Our Speaker was Peter Waszak MSc, a former School Librarian, a Local Author and Historian with several books to his credit and a Railway enthusiast. His talk this evening was entitled “Commercial Traffic on the River Nene in the Nineteenth Century”
The Nene (or ‘Nen’ as it’s pronounced in Northampton) is the 10th longest river in the UK. It rises in Northamptonshire and merges with several tributaries and The Grand Union Canal before its following its twisting course through Northampton, Wellingborough, Thrapston, and Oundle and through the Nene Valley flood plains to Peterborough. Once through the ‘Dog and Doublet Lock it becomes tidel and continues to Wisbech, through the Fens to it’s outlet in the East coast Wash. It’s a gentle flowing river with a total fall of just 200 feet.
The Nene today is a peaceful rural river used solely for Leisure, but back in the 19th Century and especially before the coming of the railway network, it was a hive of activity with river Lighters and Barges moving at their own pace along the river and connecting with the many waterways and drains that ran deep into Fen countryside. It was the main routes for the transportation of goods of all description. The roads through the Fens were rutted mud tracks and subject to flooding and subsiding so were unsuitable for transporting goods. The railway didn’t penetrate the Fens until the late 19th century. The history of this river traffic is sketchy due to the poor record keeping of the Lighter men and the Lock keepers and Toll keepers. Much deception and corruption existed during that time.
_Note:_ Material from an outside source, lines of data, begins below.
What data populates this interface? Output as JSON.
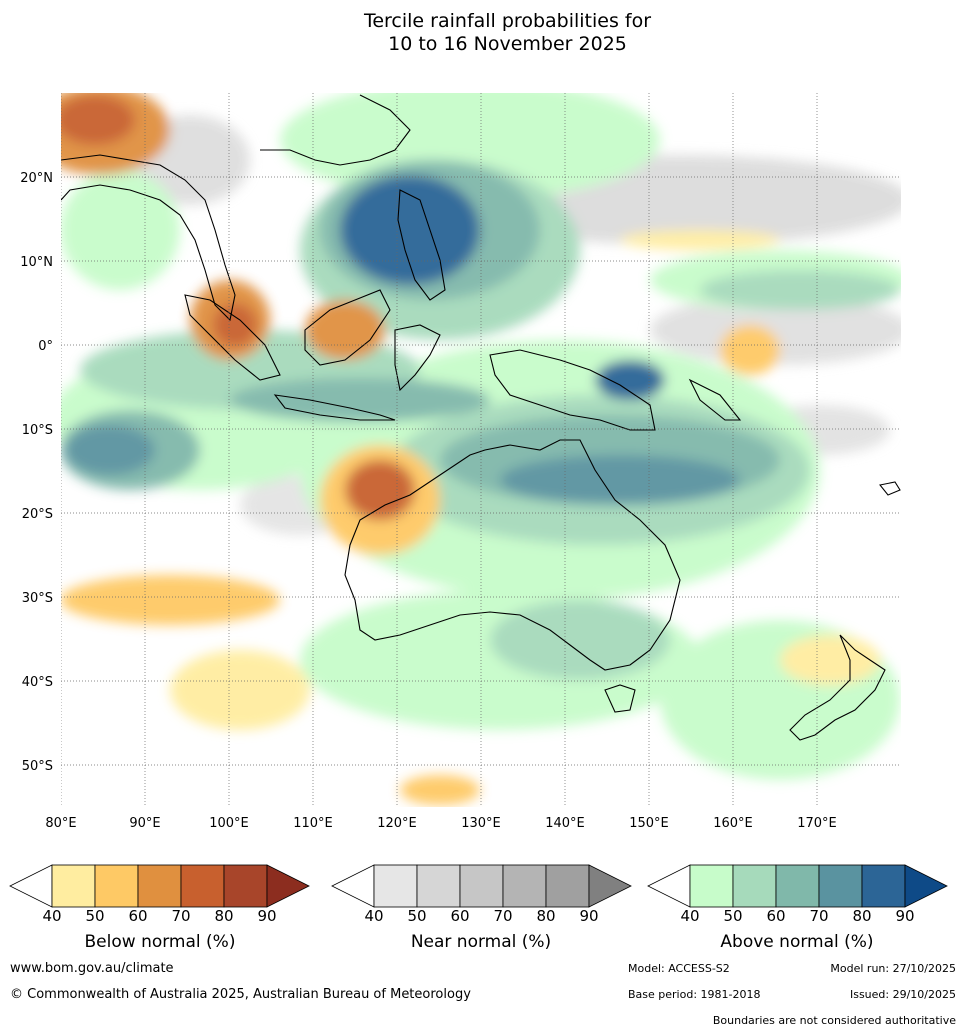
{
  "title": {
    "line1": "Tercile rainfall probabilities for",
    "line2": "10 to 16 November 2025"
  },
  "map": {
    "lon_labels": [
      "80°E",
      "90°E",
      "100°E",
      "110°E",
      "120°E",
      "130°E",
      "140°E",
      "150°E",
      "160°E",
      "170°E"
    ],
    "lat_labels": [
      "20°N",
      "10°N",
      "0°",
      "10°S",
      "20°S",
      "30°S",
      "40°S",
      "50°S"
    ],
    "lon_values": [
      80,
      90,
      100,
      110,
      120,
      130,
      140,
      150,
      160,
      170
    ],
    "lat_values": [
      20,
      10,
      0,
      -10,
      -20,
      -30,
      -40,
      -50
    ],
    "extent": {
      "lon_min": 80,
      "lon_max": 180,
      "lat_min": -55,
      "lat_max": 30
    }
  },
  "legends": [
    {
      "title": "Below normal (%)",
      "ticks": [
        "40",
        "50",
        "60",
        "70",
        "80",
        "90"
      ],
      "colors": [
        "#ffffff",
        "#ffeda0",
        "#fec965",
        "#e0903f",
        "#c8602e",
        "#a8452a",
        "#8c2d1f"
      ]
    },
    {
      "title": "Near normal (%)",
      "ticks": [
        "40",
        "50",
        "60",
        "70",
        "80",
        "90"
      ],
      "colors": [
        "#ffffff",
        "#e6e6e6",
        "#d6d6d6",
        "#c6c6c6",
        "#b4b4b4",
        "#a0a0a0",
        "#808080"
      ]
    },
    {
      "title": "Above normal (%)",
      "ticks": [
        "40",
        "50",
        "60",
        "70",
        "80",
        "90"
      ],
      "colors": [
        "#ffffff",
        "#c7fcca",
        "#a6dabb",
        "#80b8aa",
        "#5a93a0",
        "#2c6596",
        "#0e4a87"
      ]
    }
  ],
  "footer": {
    "url": "www.bom.gov.au/climate",
    "copyright": "© Commonwealth of Australia 2025, Australian Bureau of Meteorology",
    "model": "Model: ACCESS-S2",
    "model_run": "Model run: 27/10/2025",
    "base_period": "Base period: 1981-2018",
    "issued": "Issued: 29/10/2025",
    "disclaimer": "Boundaries are not considered authoritative"
  }
}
As the Railways networks extended into the Fen towns the river traffic decreased and the River, the Docks and the Wharfs were neglected and fell into disrepair. Abandoned Lighters can sometimes be seen decaying and partially buried in the silted banks. After 1890 the river wasn’t dredged and slowly became neglected and silted up until serious flooding made maintainance essential.
Peter’s talk gave us a fascinating insight to our Rivers past commercial history and I’m sure was enjoyed by all.